My wine nearly tips over as I slide off the stool. There’s no sign of him returning to the surface. Not now, or now, or now. God—he’s really not coming back up. My mouth opens to shout and then closes with a snap. Instead I’m running. Through the door to the deck, down the wooden steps so slippery with ice I nearly land on my butt, onto the cold muddy sludge of the bank. Somewhere near a dog is barking with high, panicked yelps.

How long does it take to freeze to death? Not long, in water like that. And he still hasn’t resurfaced.

I plunge into the fjord and—

Oh.

Out flies my soul, sucked through my pores.

The cold is familiar and savage. For a moment it grips me and forces me into a cell, the painted stone cell I know like a lover, for I spent four years inside it, and because the cold sends me back I spend too many precious seconds wanting to be dead, just for it all to be over, right now, I can’t wait any longer, there is no part of me that isn’t finished—

Clarity returns with a punch to the lungs. Move, I order myself. I’ve always been good at cold—I used to swim in it twice a day, but it’s been so long that I’ve forgotten, I’ve become soft to it. I kick my waterlogged layers toward the large body below. His eyes are closed and he’s sitting on the bottom of the fjord, and he is unnervingly still.

My hands reach slowly to encircle his armpits. I press off the floor and drag him up to the surface with a mighty gasp. He is moving now, taking a great breath and wading free with me in his arms, like he is the one who has rescued me and not the other way around and how the hell did that happen?

“What are you doing?” he pants.

There are no words for a moment; I’m so cold it hurts. “You were drowning.”

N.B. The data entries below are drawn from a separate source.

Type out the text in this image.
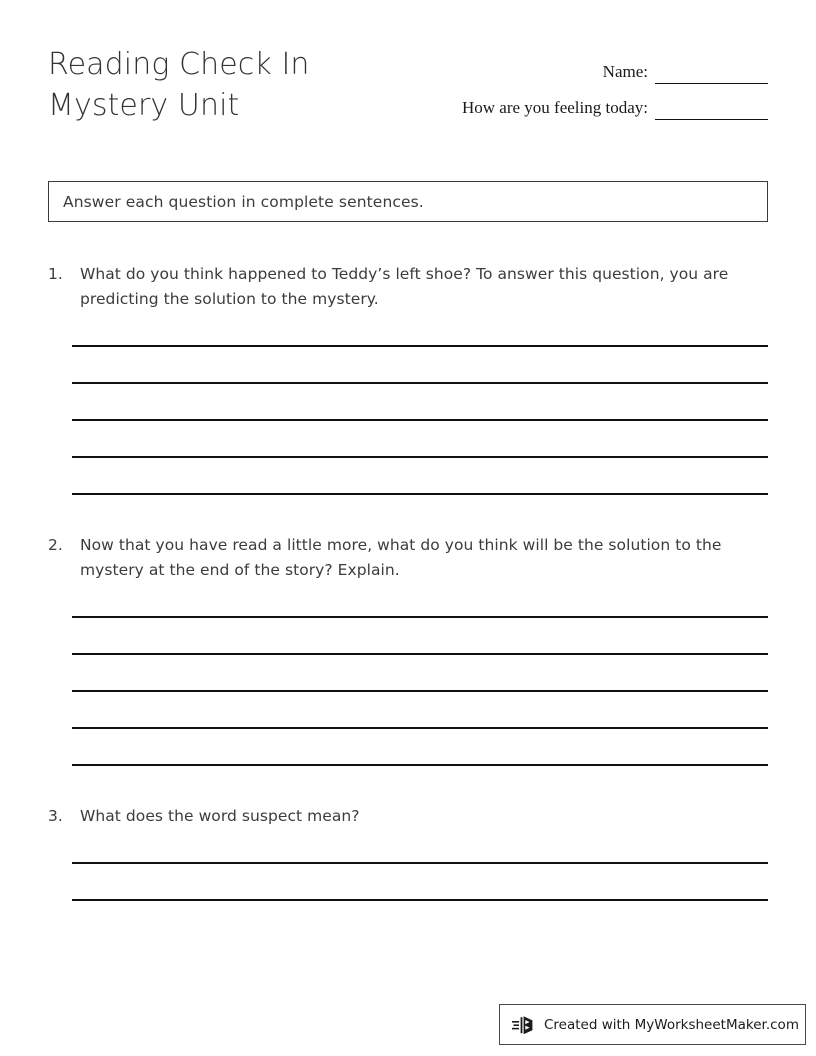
Reading Check In
Mystery Unit
Name:
How are you feeling today:
Answer each question in complete sentences.
1.	What do you think happened to Teddy’s left shoe? To answer this question, you are predicting the solution to the mystery.
2.	Now that you have read a little more, what do you think will be the solution to the mystery at the end of the story? Explain.
3.	What does the word suspect mean?
Created with MyWorksheetMaker.com
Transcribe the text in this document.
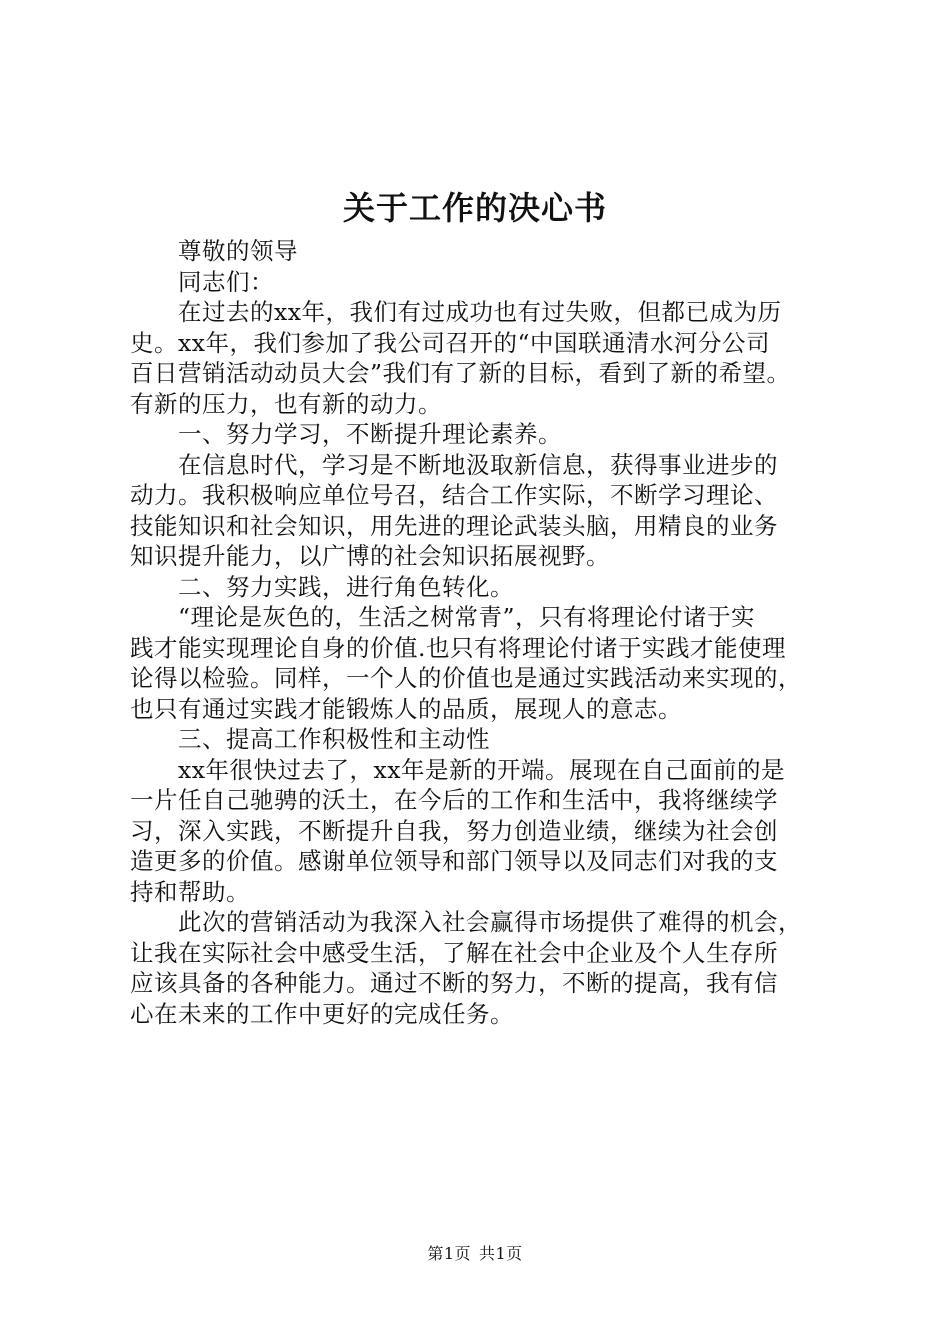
关于工作的决心书
尊敬的领导
同志们：
在过去的xx年，我们有过成功也有过失败，但都已成为历
史。xx年，我们参加了我公司召开的“中国联通清水河分公司
百日营销活动动员大会”我们有了新的目标，看到了新的希望。
有新的压力，也有新的动力。
一、努力学习，不断提升理论素养。
在信息时代，学习是不断地汲取新信息，获得事业进步的
动力。我积极响应单位号召，结合工作实际，不断学习理论、
技能知识和社会知识，用先进的理论武装头脑，用精良的业务
知识提升能力，以广博的社会知识拓展视野。
二、努力实践，进行角色转化。
“理论是灰色的，生活之树常青”，只有将理论付诸于实
践才能实现理论自身的价值.也只有将理论付诸于实践才能使理
论得以检验。同样，一个人的价值也是通过实践活动来实现的，
也只有通过实践才能锻炼人的品质，展现人的意志。
三、提高工作积极性和主动性
xx年很快过去了，xx年是新的开端。展现在自己面前的是
一片任自己驰骋的沃土，在今后的工作和生活中，我将继续学
习，深入实践，不断提升自我，努力创造业绩，继续为社会创
造更多的价值。感谢单位领导和部门领导以及同志们对我的支
持和帮助。
此次的营销活动为我深入社会赢得市场提供了难得的机会，
让我在实际社会中感受生活，了解在社会中企业及个人生存所
应该具备的各种能力。通过不断的努力，不断的提高，我有信
心在未来的工作中更好的完成任务。
第1页 共1页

“I was just taking a dip to sober up!”

“What? No, you…” I drag myself farther up onto the bank. Reality sinks in slowly. My teeth are chattering so hard that when I start laughing I must seem like a lunatic. “I thought you needed help.”

I can’t quite recall the logic that brought me to this moment. How long did I wait before I ran? How long was he under?

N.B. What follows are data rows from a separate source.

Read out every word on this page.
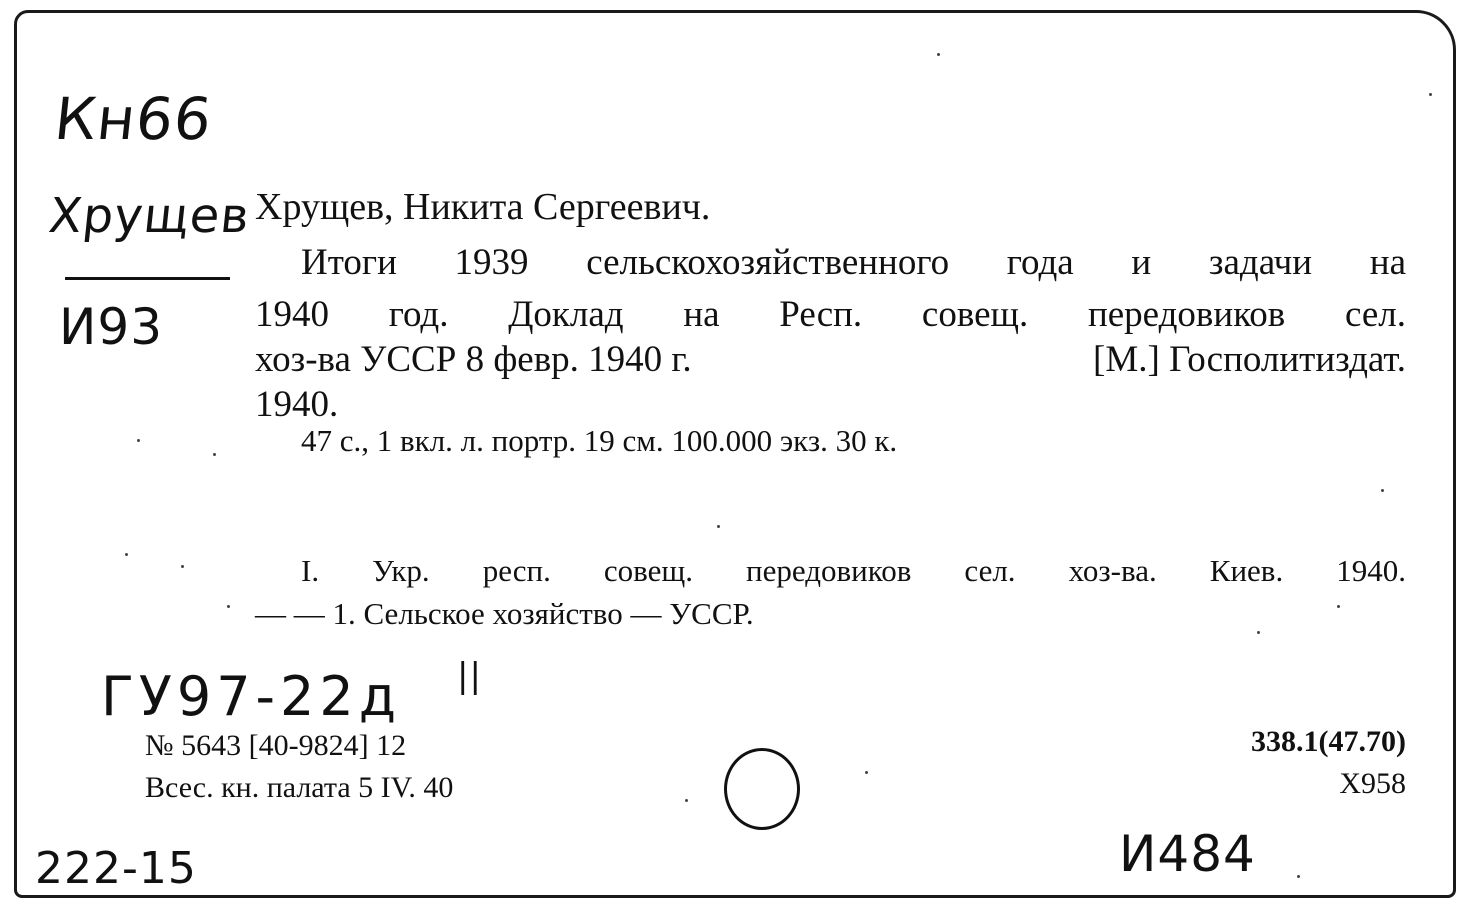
Кн66
Хрущев
И93
Хрущев, Никита Сергеевич.
Итоги 1939 сельскохозяйственного года и задачи на
1940 год. Доклад на Респ. совещ. передовиков сел.
хоз-ва УССР 8 февр. 1940 г.	[М.] Госполитиздат.
1940.
47 с., 1 вкл. л. портр. 19 см. 100.000 экз. 30 к.
I. Укр. респ. совещ. передовиков сел. хоз-ва. Киев. 1940.
— — 1. Сельское хозяйство — УССР.
ГУ97-22д ||
№ 5643 [40-9824] 12
Всес. кн. палата 5 IV. 40
338.1(47.70)
Х958
222-15	И484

“For the second time tonight,” he says. Then, “Sorry. You should get yourself warm, love.”

More people have emerged from the bar to see what the commotion is about. They are crowded on the balcony, looking puzzled. Oh, the humiliation. I laugh again, but it’s more of a wheeze.

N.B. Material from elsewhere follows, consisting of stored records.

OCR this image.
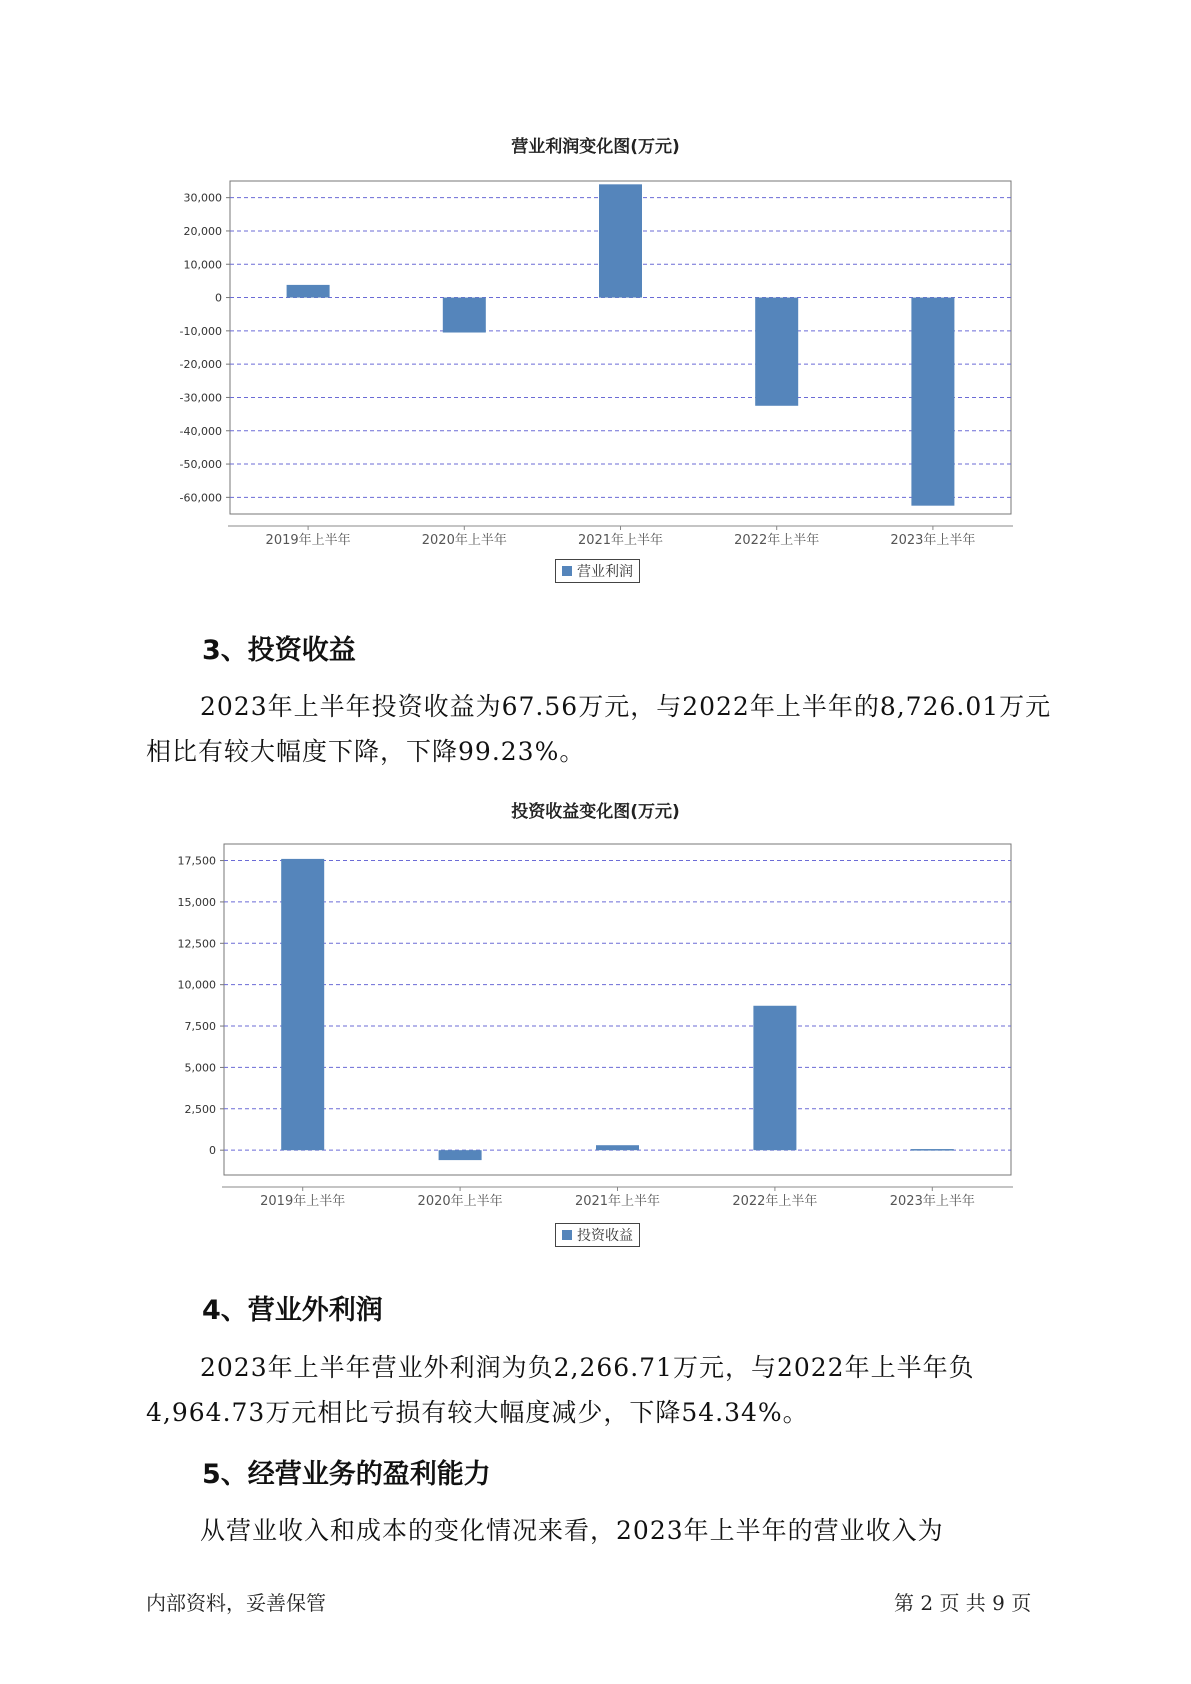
营业利润变化图(万元)
30,000
20,000
10,000
0
-10,000
-20,000
-30,000
-40,000
-50,000
-60,000
2019年上半年	2020年上半年	2021年上半年	2022年上半年	2023年上半年
营业利润
3、投资收益
2023年上半年投资收益为67.56万元，与2022年上半年的8,726.01万元
相比有较大幅度下降，下降99.23%。
投资收益变化图(万元)
17,500
15,000
12,500
10,000
7,500
5,000
2,500
0
2019年上半年	2020年上半年	2021年上半年	2022年上半年	2023年上半年
投资收益
4、营业外利润
2023年上半年营业外利润为负2,266.71万元，与2022年上半年负
4,964.73万元相比亏损有较大幅度减少，下降54.34%。
5、经营业务的盈利能力
从营业收入和成本的变化情况来看，2023年上半年的营业收入为
内部资料，妥善保管	第 2 页 共 9 页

“You right, boss?” someone shouts in an Australian accent.

“Fine,” the man says. “Misunderstanding.”

He helps me to my feet. The cold is inside me and—shit, the pain. I have felt this cold before, but not for a long time. How is he standing it so well?

“Where are you staying?”

“You were under so long.”

“Good lungs.”

I stumble up the bank. “I’ll get warm.”

“Do you need—”

“No.”

“Hey!”

I pause and glance over my shoulder.

His arms and lips are blue, but he doesn’t seem bothered. Our eyes meet. “Thanks for the rescue.”

I salute him. “Anytime.”



* * *



Even with the shower on as hot as it will go, I’m still cold. My skin is red raw, scalded, but I can’t feel it. It’s the two toes on my right foot that I can feel tingling as though with the return of heat; strange because they were cut off some years ago. But then I often feel those phantom toes and right now I’m disturbed by something else, by how easily my mind went back to the cell. I’m frightened of how simple it was to dive into the water instead of shouting for help.

My drowning instinct.

When I’m wearing every item of clothing I own, I find my pen and paper, sit down at the crooked table, and write a clumsy letter to my husband.

Well, it’s happened. I’ve embarrassed myself so thoroughly that there’s no coming back from it. An entire village of people saw a strange foreign woman fling herself into an icy fjord to inexplicably harass a man who was minding his own business. At least it’ll make a good story.

And don’t even try to use this as another excuse to tell me to come home.

I tagged my third bird this morning and I’ve left the nesting grounds. Lost my tent, nearly lost my mind. But the trackers are working, and I’ve found a man with a vessel big enough to make the journey so I’m staying in Tasiilaq while I convince him to carry me. I’m not sure I’ll get another chance and I don’t know how to force the world into a shape I can manage. Nobody ever seems to do what I want them to. This is a place that makes you very aware of your powerlessness. I never had any power over you, I sure as hell don’t have any over the birds, and I have even less over my own feet.

I wish you were here. You can convince anyone of anything.